Il faudra encore lire et relire sans cesse, éliminer les fautes d’orthographe, les tournures de français incorrectes, les renseignements inexacts. Puis, il faudra organiser le livre en chapitres et l’illustrer. Si tout va bien, si la pandémie l’autorise, tout le monde, élèves, enseignants, parents, habitants de la commune, se retrouvera du 15 au 17 juin 2021 à la salle Salvador Allende pour une mise en commun. En 2021, Créa’Livre fêtera ses 20 ans d’existence. Il y a quelques années, Didier Daeninckx, le premier auteur à animer la manifestation, a promis, si Créa’livre existe toujours, de venir à Mons pour célébrer l’anniversaire des vingt ans ! Si le virus COVID 19 le permet, nous verrons s’il tient sa parole !

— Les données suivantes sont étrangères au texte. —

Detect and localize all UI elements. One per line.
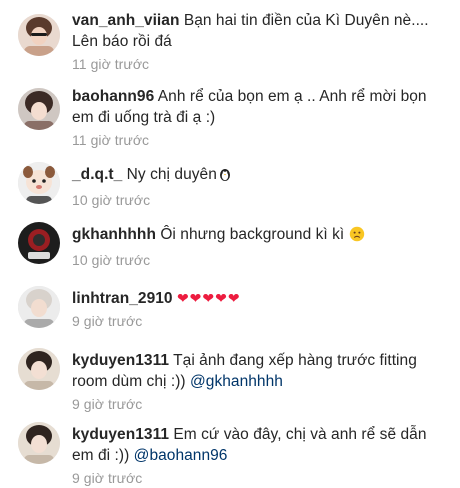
comment-username[interactable]: van_anh_viian (72, 12, 179, 29)
avatar-image (18, 88, 60, 130)
comment-username[interactable]: _d.q.t_ (72, 166, 122, 183)
avatar-image (18, 222, 60, 264)
avatar[interactable] (18, 422, 60, 464)
comment-text: Ny chị duyên (126, 166, 217, 183)
hearts-emoji: ❤❤❤❤❤ (176, 290, 241, 306)
avatar-image (18, 286, 60, 328)
comment-timestamp: 10 giờ trước (72, 192, 151, 208)
comment-body: van_anh_viian Bạn hai tin điền của Kì Du… (72, 10, 452, 73)
mention-link[interactable]: @baohann96 (134, 447, 228, 464)
comment-text: Ôi nhưng background kì kì (160, 226, 345, 243)
comment-body: kyduyen1311 Tại ảnh đang xếp hàng trước … (72, 350, 452, 413)
comment-username[interactable]: linhtran_2910 (72, 290, 173, 307)
avatar[interactable] (18, 162, 60, 204)
comment-body: kyduyen1311 Em cứ vào đây, chị và anh rể… (72, 424, 452, 487)
comment-username[interactable]: kyduyen1311 (72, 426, 169, 443)
avatar-image (18, 14, 60, 56)
comment-timestamp: 10 giờ trước (72, 252, 151, 268)
comment-username[interactable]: gkhanhhhh (72, 226, 156, 243)
mention-link[interactable]: @gkhanhhhh (190, 373, 283, 390)
avatar[interactable] (18, 14, 60, 56)
comment-body: _d.q.t_ Ny chị duyên 10 giờ trước (72, 164, 452, 209)
comment-body: linhtran_2910 ❤❤❤❤❤ 9 giờ trước (72, 288, 452, 330)
avatar[interactable] (18, 222, 60, 264)
comment-timestamp: 9 giờ trước (72, 313, 143, 329)
avatar-image (18, 162, 60, 204)
comment-timestamp: 9 giờ trước (72, 396, 143, 412)
comment-body: baohann96 Anh rể của bọn em ạ .. Anh rể … (72, 86, 452, 149)
comment-username[interactable]: kyduyen1311 (72, 352, 169, 369)
avatar-image (18, 348, 60, 390)
avatar[interactable] (18, 88, 60, 130)
avatar[interactable] (18, 348, 60, 390)
worried-face-icon (349, 226, 365, 248)
comment-timestamp: 11 giờ trước (72, 132, 150, 148)
comment-timestamp: 9 giờ trước (72, 470, 143, 486)
avatar-image (18, 422, 60, 464)
comment-timestamp: 11 giờ trước (72, 56, 150, 72)
comment-username[interactable]: baohann96 (72, 88, 154, 105)
comment-body: gkhanhhhh Ôi nhưng background kì kì 10 g… (72, 224, 452, 269)
avatar[interactable] (18, 286, 60, 328)
penguin-icon (217, 166, 233, 188)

Un atelier de restitution animé par Didier Daeninckx, lors d’une précédente Edition de Créa’livre

Post-scriptum : Colette Grimonpont

Dans cette aventure pédagogique, dont les acteurs institutionnels sont présentés dans le texte ci-dessus, il y a un oubli : le rôle de Colette. Colette Grimonpont est une ancienne directrice d’école qui, bénévolement, donne de son temps pour accompagner les élèves. C’est une auxiliaire précieuse et qualifiée pour animer le travail en petits groupes et qui fait partie intégrante de la pédagogie particulière de cette démarche d’écriture. Sa participation concourt à l’excellence de ce projet.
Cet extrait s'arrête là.